NV Energy said it has asked for clarification on the issue of contributors’ transmission rights. Although SPP has proposed a “service flow constraint” respecting transmission contributors’ and transmission service providers’ capabilities, the tariff “is not clear as to the entity that can establish the Service Flow Constraint and ‘carve out’ this transmission capacity from the market,” NV Energy said. 

NV Energy also urged SPP to keep working to ensure interoperability between Markets+ and Western Power Pool’s Western Resource Adequacy Program (WRAP). 

“SPP should confirm that the Markets+ tariff maintains the ability of the transmission service providers participating in Markets+ to provide support to WRAP wheel-out and wheel-through transactions on a firm basis, even if the need arises after the close of the day-ahead market run,” NV Energy said.  

Arizona Support

Three Arizona utilities — Arizona Public Service (APS), Tucson Electric Power (TEP) and Salt River Project (SRP) — supported the Markets+ tariff, pointing to the proposal’s independent governance and the stakeholder-driven development of the tariff. 

They view the requirement that Markets+ participants be WRAP members as another plus. 

“The defined RA standard for WRAP ensures Markets+ programs will maintain adequate resources,” TEP said in its filed comments. “The requirement also establishes uniformity, which imparts a high degree of simplicity and transparency for resource adequacy in Markets+.” 

The utilities’ comments echo those in an April letter to SPP from 26 entities supporting Markets+. (See 26 Western Entities Signal Continued Support for Markets+.) 

Commissioner Nick Myers of the Arizona Corporation Commission also weighed in to support Markets+ “as a market option in the Western region.” 

Myers said that as a member of the Markets+ State Committee (MSC), he could contribute to discussions on addressing different greenhouse gas policies within the market. 

“The Markets+ tariff strikes a balance by adopting a market design that enables states with GHG regulations to meet their identified goals without holding market participants in other states to the same GHG policy requirements,” Myers said in filed comments. 
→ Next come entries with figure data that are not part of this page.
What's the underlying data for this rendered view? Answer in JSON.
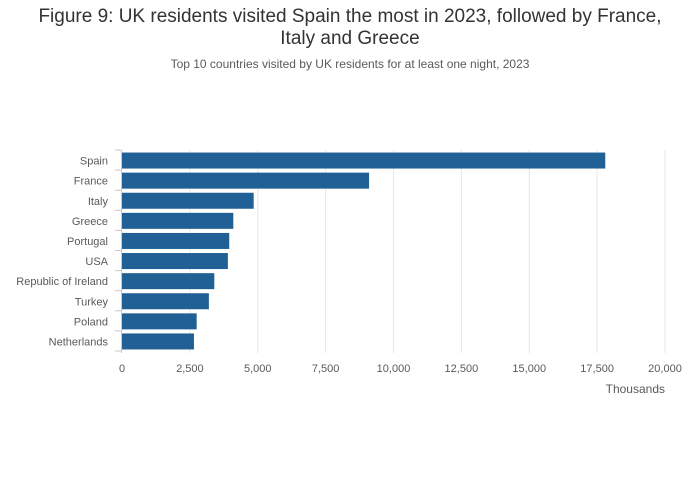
{
  "chart_data": {
    "type": "bar",
    "orientation": "horizontal",
    "title_line1": "Figure 9: UK residents visited Spain the most in 2023, followed by France,",
    "title_line2": "Italy and Greece",
    "subtitle": "Top 10 countries visited by UK residents for at least one night, 2023",
    "categories": [
      "Spain",
      "France",
      "Italy",
      "Greece",
      "Portugal",
      "USA",
      "Republic of Ireland",
      "Turkey",
      "Poland",
      "Netherlands"
    ],
    "values": [
      17800,
      9100,
      4850,
      4100,
      3950,
      3900,
      3400,
      3200,
      2750,
      2650
    ],
    "xlabel": "Thousands",
    "ylabel": "",
    "xlim": [
      0,
      20000
    ],
    "xticks": [
      0,
      2500,
      5000,
      7500,
      10000,
      12500,
      15000,
      17500,
      20000
    ],
    "xtick_labels": [
      "0",
      "2,500",
      "5,000",
      "7,500",
      "10,000",
      "12,500",
      "15,000",
      "17,500",
      "20,000"
    ],
    "grid": true,
    "bar_color": "#206095",
    "grid_color": "#e6e6e6"
  }
}
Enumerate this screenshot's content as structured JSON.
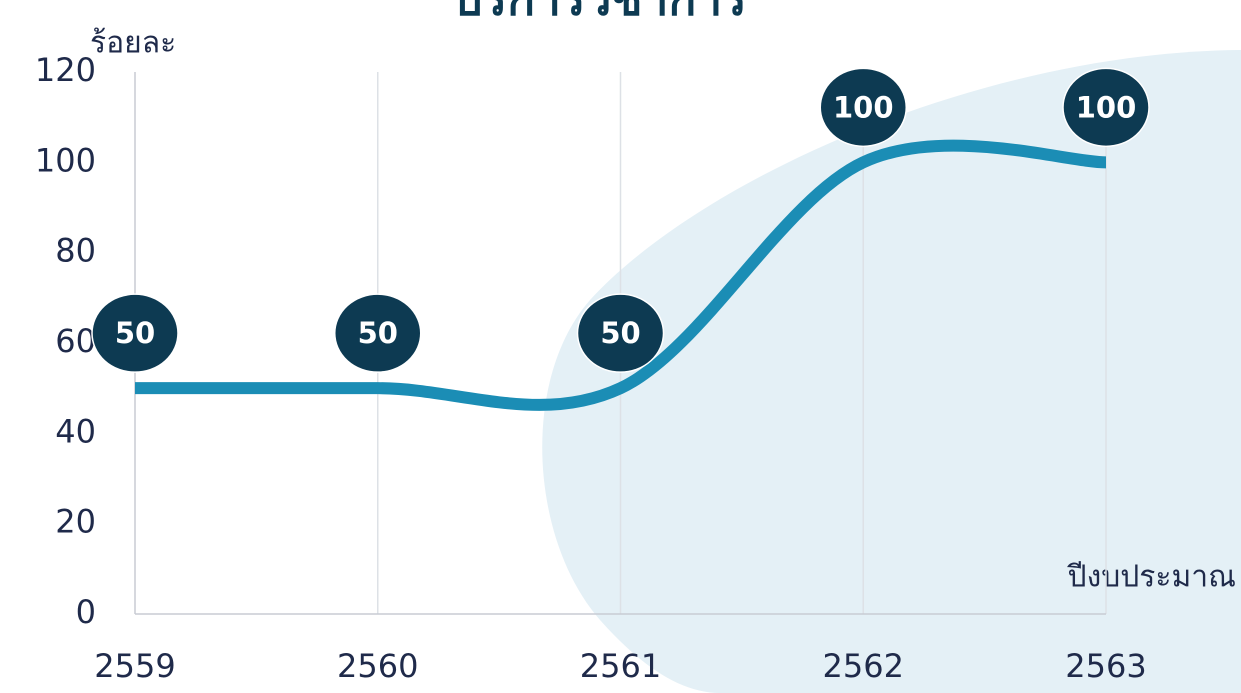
{
  "chart_data": {
    "type": "line",
    "title": "บริการวิชาการ",
    "y_label": "ร้อยละ",
    "x_label": "ปีงบประมาณ",
    "categories": [
      "2559",
      "2560",
      "2561",
      "2562",
      "2563"
    ],
    "series": [
      {
        "name": "ร้อยละ",
        "color": "#1b8db5",
        "values": [
          50,
          50,
          50,
          100,
          100
        ]
      }
    ],
    "ylim": [
      0,
      120
    ],
    "yticks": [
      0,
      20,
      40,
      60,
      80,
      100,
      120
    ],
    "grid": true,
    "smooth": true
  }
}
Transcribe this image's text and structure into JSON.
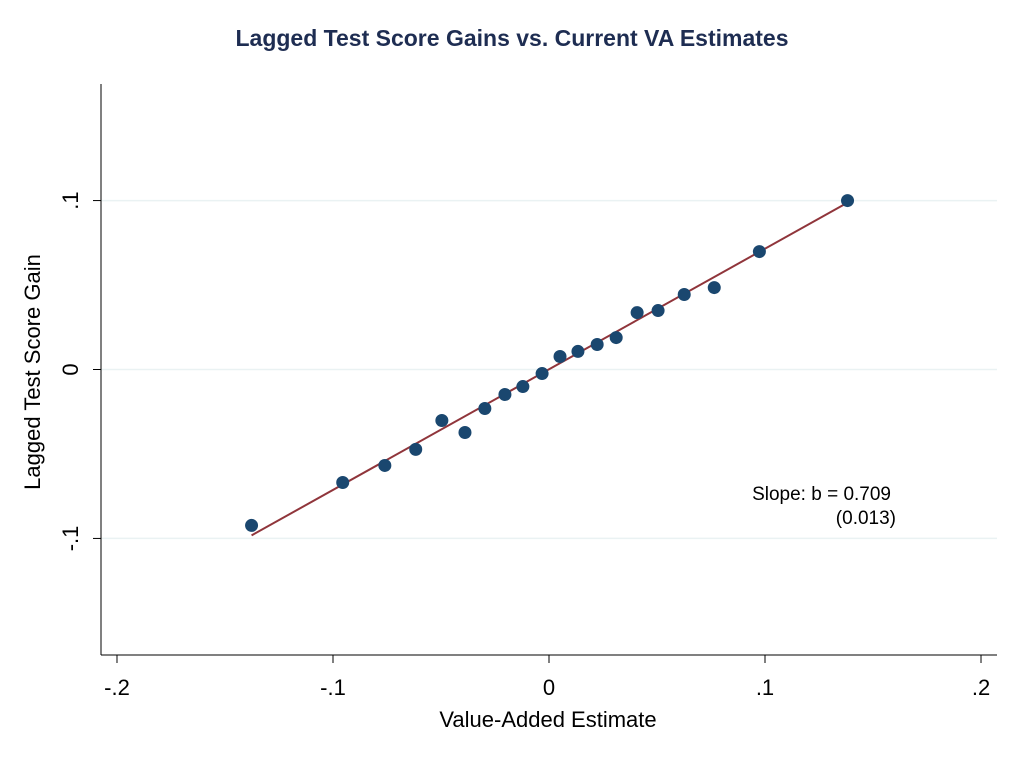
{
  "chart_data": {
    "type": "scatter",
    "title": "Lagged Test Score Gains vs. Current VA Estimates",
    "x_label": "Value-Added Estimate",
    "y_label": "Lagged Test Score Gain",
    "annotations": [
      "Slope: b = 0.709",
      "(0.013)"
    ],
    "xlim": [
      -0.2074,
      0.2074
    ],
    "ylim": [
      -0.169,
      0.169
    ],
    "xticks": [
      {
        "value": -0.2,
        "label": "-.2"
      },
      {
        "value": -0.1,
        "label": "-.1"
      },
      0,
      {
        "value": 0.1,
        "label": ".1"
      },
      {
        "value": 0.2,
        "label": ".2"
      }
    ],
    "yticks": [
      {
        "value": -0.1,
        "label": "-.1"
      },
      0,
      {
        "value": 0.1,
        "label": ".1"
      }
    ],
    "grid": true,
    "series": [
      {
        "color": "#1a476f",
        "x": [
          -0.1377,
          -0.0955,
          -0.076,
          -0.0617,
          -0.0496,
          -0.0389,
          -0.0297,
          -0.0204,
          -0.0121,
          -0.0032,
          0.0051,
          0.0134,
          0.0223,
          0.0311,
          0.0408,
          0.0505,
          0.0626,
          0.0765,
          0.0974,
          0.1382
        ],
        "values": [
          -0.0923,
          -0.0669,
          -0.0568,
          -0.0473,
          -0.0302,
          -0.0373,
          -0.0231,
          -0.0148,
          -0.0101,
          -0.0024,
          0.0077,
          0.0107,
          0.0148,
          0.0189,
          0.0337,
          0.0349,
          0.0444,
          0.0485,
          0.0698,
          0.1
        ]
      }
    ],
    "fit": {
      "color": "#90353b",
      "x": [
        -0.1377,
        0.1382
      ],
      "values": [
        -0.0982,
        0.0988
      ]
    }
  }
}
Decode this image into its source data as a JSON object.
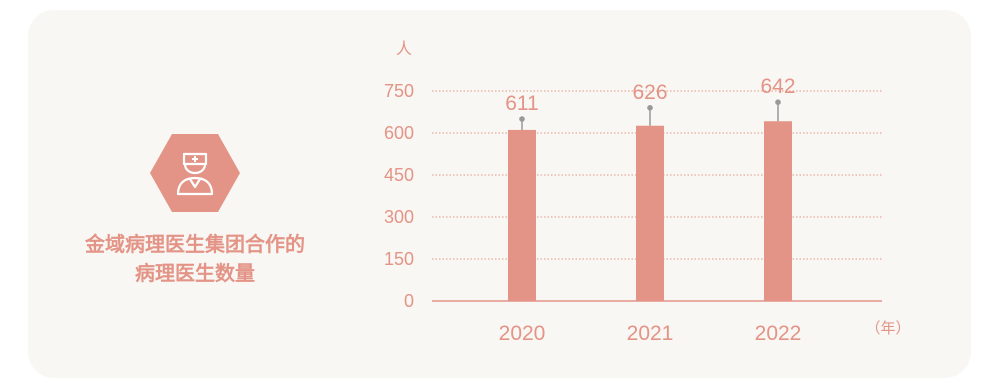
{
  "title": {
    "line1": "金域病理医生集团合作的",
    "line2": "病理医生数量"
  },
  "icon": "doctor-icon",
  "colors": {
    "accent": "#e39487",
    "bar": "#e39487",
    "background": "#f9f7f3",
    "error_bar": "#999999"
  },
  "chart_data": {
    "type": "bar",
    "title": "金域病理医生集团合作的病理医生数量",
    "categories": [
      "2020",
      "2021",
      "2022"
    ],
    "values": [
      611,
      626,
      642
    ],
    "error_top": [
      650,
      690,
      710
    ],
    "data_labels": [
      "611",
      "626",
      "642"
    ],
    "y_unit": "人",
    "x_unit": "（年）",
    "ylim": [
      0,
      750
    ],
    "yticks": [
      0,
      150,
      300,
      450,
      600,
      750
    ],
    "grid": true,
    "legend": "none"
  }
}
SPP filed its proposed Markets+ tariff with FERC on March 29 and asked FERC to issue an order on the tariff by July 31. (See SPP Files Proposed Markets+ Tariff at FERC.) 

SRP was among commenters who supported that time frame. 

“Approval on this timeline will provide Salt River Project and potential market participants certainty regarding market rules and allow the timely development and testing of the systems and processes necessary to implement Markets+,” SRP said in filed comments.